TGR: You are also interested in molybdenum, correct? GK: We’re following molybdenum very closely. Molybdenum has behaved in a very funny way lately because the Chinese, all of a sudden, have come into the molybdenum market. Molybdenum is currently at $8 a pound, and China, which has traditionally been very self-sufficient with its domestic production of molybdenum, has imported about 10,000 tons since December.
That’s more than they imported, basically, in all of 2008. We look that as a signal that this is probably physical usage and that they cannot produce it for that price. Because molybdenum does not really affect its end use in a pipeline, for example, if molybdenum is $8 a pound or $30 a pound, the cost of 1km of pipeline is not going to change significantly.

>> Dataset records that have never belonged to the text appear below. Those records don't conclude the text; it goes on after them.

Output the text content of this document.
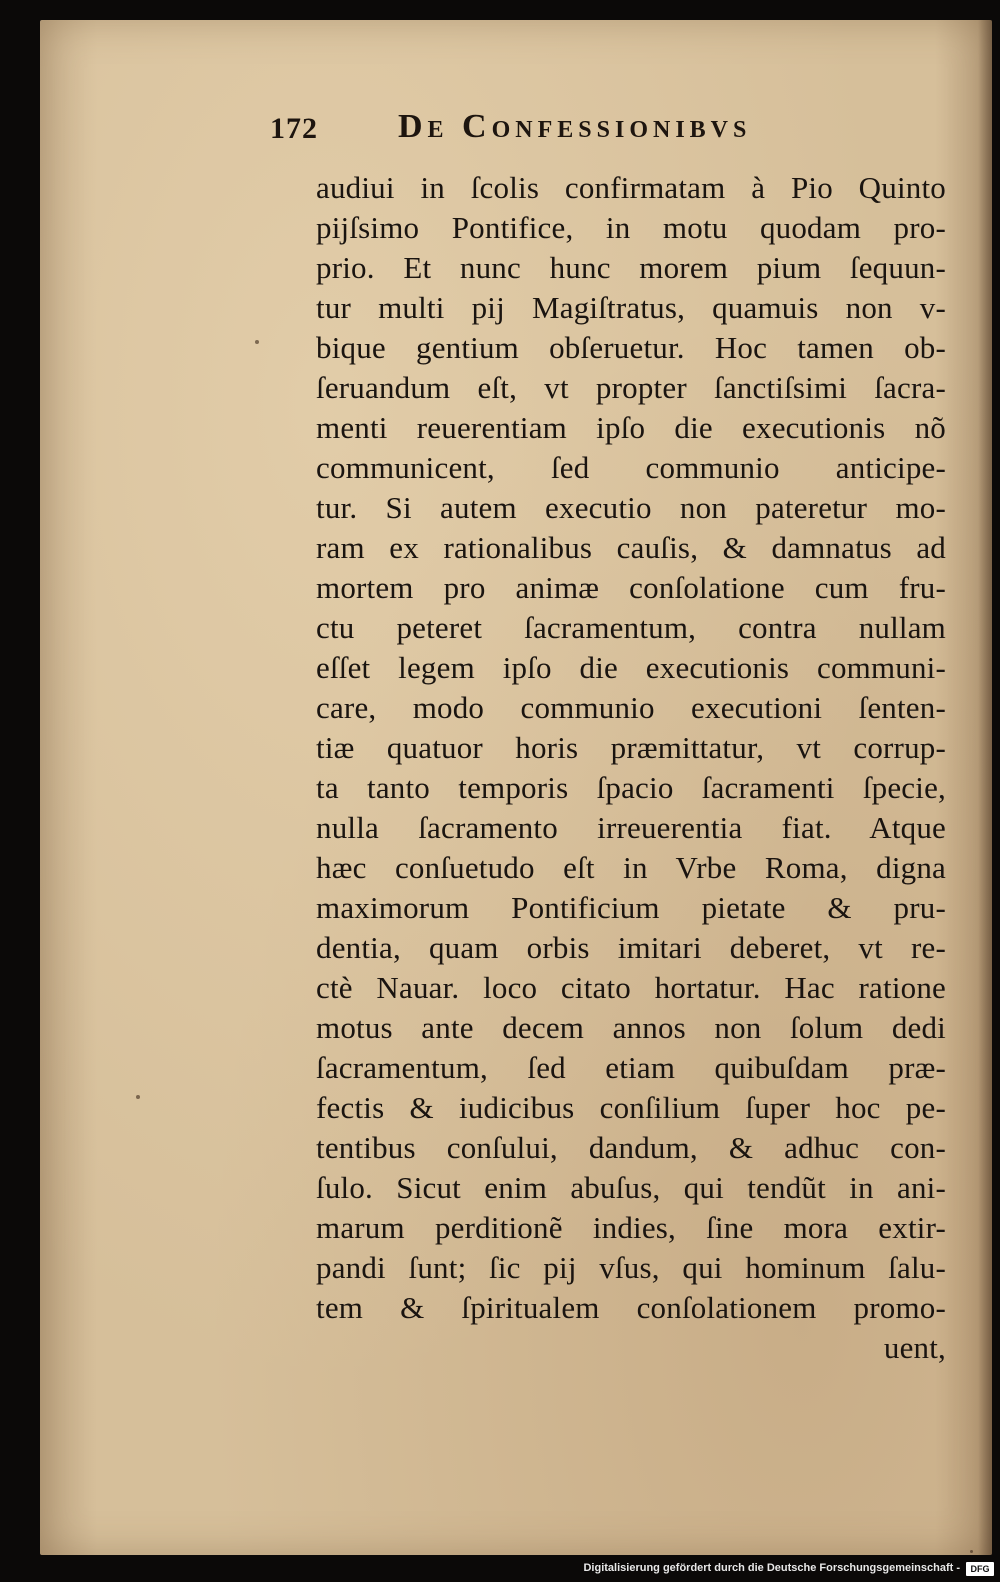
172 De Confessionibvs
audiui in ſcolis confirmatam à Pio Quinto
pijſsimo Pontifice, in motu quodam pro-
prio. Et nunc hunc morem pium ſequun-
tur multi pij Magiſtratus, quamuis non v-
bique gentium obſeruetur. Hoc tamen ob-
ſeruandum eſt, vt propter ſanctiſsimi ſacra-
menti reuerentiam ipſo die executionis nõ
communicent, ſed communio anticipe-
tur. Si autem executio non pateretur mo-
ram ex rationalibus cauſis, & damnatus ad
mortem pro animæ conſolatione cum fru-
ctu peteret ſacramentum, contra nullam
eſſet legem ipſo die executionis communi-
care, modo communio executioni ſenten-
tiæ quatuor horis præmittatur, vt corrup-
ta tanto temporis ſpacio ſacramenti ſpecie,
nulla ſacramento irreuerentia fiat. Atque
hæc conſuetudo eſt in Vrbe Roma, digna
maximorum Pontificium pietate & pru-
dentia, quam orbis imitari deberet, vt re-
ctè Nauar. loco citato hortatur. Hac ratione
motus ante decem annos non ſolum dedi
ſacramentum, ſed etiam quibuſdam præ-
fectis & iudicibus conſilium ſuper hoc pe-
tentibus conſului, dandum, & adhuc con-
ſulo. Sicut enim abuſus, qui tendũt in ani-
marum perditionẽ indies, ſine mora extir-
pandi ſunt; ſic pij vſus, qui hominum ſalu-
tem & ſpiritualem conſolationem promo-
uent,
Digitalisierung gefördert durch die Deutsche Forschungsgemeinschaft -	DFG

Here's something else that I think is important. We believe copper sets the barometer of the global economy; you could also say that molybdenum is certainly on the pulse, too. With its very high melting point and its anti-corrosive properties, it’s used extensively within infrastructure and energy transport and creation. So you’re going to see it used in things like pipelines, construction, and any kind of energy projects.
When we see a turn in moly, I think you’re going to see a dramatic turn. It’s continued to fall, down to the high $7 range and finally has upticked again to over $8. Now that moly has turned, that could signal the bottom and we can expect and will monitor a potential climb to the upside. Again the interesting thing is that the Chinese are buyers.
So another company that we like that’s sort of a proxy on moly and still within the copper space is Mercator Minerals Ltd.. It's a brand-new operation in Arizona with a moly production focus, with 5 million pounds this year and expanding to just over 10 million pounds next year with Phase 2 completion at their Mineral Park operation. As well, there is 50 to 60 million pounds copper production for diversification. Their cap-ex replacement for operations is around $500 million.
TGR: Any other companies that come to mind that you think our readers should be taking a look at? GK: A company that has a lot of advantages and is on the path to production (and this is a very difficult market for that), is Copper Mountain Mining Corporation, located in Southern British Columbia. What separates them from other companies is the fact that it was a past producer; they’ve got about $160 million worth of infrastructure and development in place. That’s about $5 per share of dilution that will not need to take place. They’ve signed a Memorandum of Understanding (MOU) with Mitsubishi, who is the strategic partner.
According to that MOU, Mitsubishi is going to earn 25% of Copper Mountain Mining for $28.75 million, or about $4.50 per share, and they’re going to help finance by way of debt about $250 million of the overall development costs. The development costs per the last study were about C$430 million. This pretty much completes their financial obligations. I believe all that Copper Mountain would need to finance on their own is somewhere in the area of about $50 million. So it’s a big project and it’ll be a pretty big producer, 50,000 tons a year and, more importantly, they’ve got the big partner with Mitsubishi.
A lot of companies just can't get capital. Copper Mountain, according to this MOU, only needs about $50 million to go into full production and they do expect that to start in 2011. So it's a company that’s got a very low market cap, about $20 million, and the blueprint and groundwork to finance a project in this economic climate with a very strong partner.